A little over three hundred years ago, a small group of philosophers and mathematicians began to pull together the threads that make up modern science. They developed a keen sense of observation, a talent for conducting experiments, and a new set of tools for expressing mathematical theories. Over the following centuries, observation, experiment, and mathematics have been combined to reveal both the smallest and the largest things in the physical universe in ever-increasing detail. But those philosophers and mathematicians weren’t just interested in the physical universe. They were also interested in the mind, and they wanted to use the same mathematical tools to study it. Thomas Hobbes wrote about the possibility of understanding “ratiocination” as “calculation,” asking whether we might imagine thoughts being added and subtracted. René Descartes imagined numbers being assigned to thoughts in much the same way that they are assigned to collections of physical objects. Gottfried Wilhelm Leibniz spent his life trying, and ultimately failing, to find a way to use arithmetic to describe human reason.
The first success in using mathematics to analyze thought wouldn’t appear until the middle of the nineteenth century, when George Boole cracked the problem that Leibniz hadn’t been able to solve by coming up with a new kind of algebra. That first success had far-reaching consequences, leading to the development of formal logic and computers. The first attempts to evaluate mathematical theories of thought by comparing them to human behavior wouldn’t appear until the middle of the twentieth century, in the Cognitive Revolution that launched the field of cognitive science—the interdisciplinary science of the mind.
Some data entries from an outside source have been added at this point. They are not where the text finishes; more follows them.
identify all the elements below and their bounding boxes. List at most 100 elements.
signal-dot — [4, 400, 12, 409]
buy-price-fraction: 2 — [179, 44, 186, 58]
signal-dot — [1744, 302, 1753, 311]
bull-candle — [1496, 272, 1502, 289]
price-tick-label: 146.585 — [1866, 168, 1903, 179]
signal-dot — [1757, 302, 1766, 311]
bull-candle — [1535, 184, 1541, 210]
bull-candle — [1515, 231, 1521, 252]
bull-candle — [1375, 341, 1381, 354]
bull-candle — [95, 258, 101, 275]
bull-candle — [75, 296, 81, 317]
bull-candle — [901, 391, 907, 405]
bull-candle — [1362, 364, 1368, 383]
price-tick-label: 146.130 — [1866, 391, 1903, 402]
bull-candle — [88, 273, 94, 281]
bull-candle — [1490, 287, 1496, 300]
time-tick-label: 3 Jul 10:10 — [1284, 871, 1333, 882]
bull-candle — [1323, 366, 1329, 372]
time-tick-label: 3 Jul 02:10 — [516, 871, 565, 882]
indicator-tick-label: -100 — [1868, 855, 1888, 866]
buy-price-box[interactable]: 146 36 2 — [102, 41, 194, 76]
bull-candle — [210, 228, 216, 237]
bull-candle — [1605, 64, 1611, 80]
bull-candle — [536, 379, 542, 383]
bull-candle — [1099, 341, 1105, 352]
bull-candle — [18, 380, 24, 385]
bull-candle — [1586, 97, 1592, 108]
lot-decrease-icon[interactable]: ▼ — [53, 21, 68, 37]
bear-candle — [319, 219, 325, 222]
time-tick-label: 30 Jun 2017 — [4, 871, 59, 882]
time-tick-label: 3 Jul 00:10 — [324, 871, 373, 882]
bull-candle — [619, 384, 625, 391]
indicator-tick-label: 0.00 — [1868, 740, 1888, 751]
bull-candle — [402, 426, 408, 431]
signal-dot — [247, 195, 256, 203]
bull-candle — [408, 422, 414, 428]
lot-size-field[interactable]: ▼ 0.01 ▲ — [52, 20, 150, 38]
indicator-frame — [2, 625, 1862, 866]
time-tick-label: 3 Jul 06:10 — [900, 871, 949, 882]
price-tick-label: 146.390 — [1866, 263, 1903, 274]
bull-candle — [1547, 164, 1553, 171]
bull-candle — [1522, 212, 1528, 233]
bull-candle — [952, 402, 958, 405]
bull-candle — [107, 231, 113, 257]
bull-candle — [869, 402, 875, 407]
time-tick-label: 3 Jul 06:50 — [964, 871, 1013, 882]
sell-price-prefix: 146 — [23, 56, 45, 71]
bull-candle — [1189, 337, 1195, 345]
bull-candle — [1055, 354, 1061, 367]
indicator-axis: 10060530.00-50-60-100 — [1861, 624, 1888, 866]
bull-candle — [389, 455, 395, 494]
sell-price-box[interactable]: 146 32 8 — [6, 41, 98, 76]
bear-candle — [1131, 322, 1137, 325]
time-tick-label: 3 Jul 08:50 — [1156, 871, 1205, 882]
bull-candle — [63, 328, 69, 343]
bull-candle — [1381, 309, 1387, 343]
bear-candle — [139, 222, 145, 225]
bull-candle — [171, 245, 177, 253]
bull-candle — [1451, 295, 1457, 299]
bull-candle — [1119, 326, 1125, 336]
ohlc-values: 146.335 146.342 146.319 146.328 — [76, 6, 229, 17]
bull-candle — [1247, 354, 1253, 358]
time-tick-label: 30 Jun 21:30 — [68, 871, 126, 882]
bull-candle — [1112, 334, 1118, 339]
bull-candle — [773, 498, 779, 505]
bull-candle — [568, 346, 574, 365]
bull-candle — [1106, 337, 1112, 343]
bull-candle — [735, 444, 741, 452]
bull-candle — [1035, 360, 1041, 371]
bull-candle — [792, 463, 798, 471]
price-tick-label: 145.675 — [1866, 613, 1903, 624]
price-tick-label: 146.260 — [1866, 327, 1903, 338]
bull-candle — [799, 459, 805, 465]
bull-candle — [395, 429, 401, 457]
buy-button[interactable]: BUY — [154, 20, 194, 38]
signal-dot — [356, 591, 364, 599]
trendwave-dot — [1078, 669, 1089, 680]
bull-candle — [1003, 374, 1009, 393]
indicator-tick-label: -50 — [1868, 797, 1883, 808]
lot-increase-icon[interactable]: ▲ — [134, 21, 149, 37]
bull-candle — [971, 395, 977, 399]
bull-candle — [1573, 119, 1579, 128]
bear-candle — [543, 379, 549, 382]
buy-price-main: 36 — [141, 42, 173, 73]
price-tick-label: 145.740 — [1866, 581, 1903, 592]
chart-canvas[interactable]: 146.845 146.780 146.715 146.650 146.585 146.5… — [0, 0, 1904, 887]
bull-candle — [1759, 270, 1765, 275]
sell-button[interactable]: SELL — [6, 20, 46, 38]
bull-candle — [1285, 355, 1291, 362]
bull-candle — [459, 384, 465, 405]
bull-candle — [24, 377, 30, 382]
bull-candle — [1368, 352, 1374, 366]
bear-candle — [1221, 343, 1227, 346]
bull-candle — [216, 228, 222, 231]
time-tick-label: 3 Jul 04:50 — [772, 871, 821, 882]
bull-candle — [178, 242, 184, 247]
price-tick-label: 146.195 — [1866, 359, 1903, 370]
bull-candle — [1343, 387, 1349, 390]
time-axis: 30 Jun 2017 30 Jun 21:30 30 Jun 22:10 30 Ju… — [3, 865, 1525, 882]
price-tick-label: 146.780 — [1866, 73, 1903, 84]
Cognitive scientists have since come to recognize the limits of formal logic as a model of human cognition, and have developed completely new mathematical approaches—artificial neural networks, which illustrate the power of continuous representations and statistical learning, and Bayesian models, which reveal how to capture prior knowledge and deal with uncertainty. Each has something to offer for understanding the mind.
In the twenty-first century, knowing the Laws of Thought is just as important to scientific literacy as knowing the Laws of Nature. Artificial intelligence systems demonstrate on a daily basis that yet another aspect of thought and language can be emulated by machines, pushing us to reconsider the way we think about ourselves. Understanding human minds and how much of them can be automated becomes critical as we plan our careers and think about the world that our children will occupy. By the end of this book you will know the basic principles behind how modern artificial intelligence systems work, and know exactly where they are likely to continue to fall short of human abilities…
Griffiths, Tom (2026). The Laws of Thought: The Quest for a Mathematical Theory of the Mind (Introduction). Kindle Edition.
QUICK UPDATE
I finished Episode 2 of NetFlix's "3 Body Problem." Bought volume 1 of the print trilogy snd have begun reading. Pretty cool.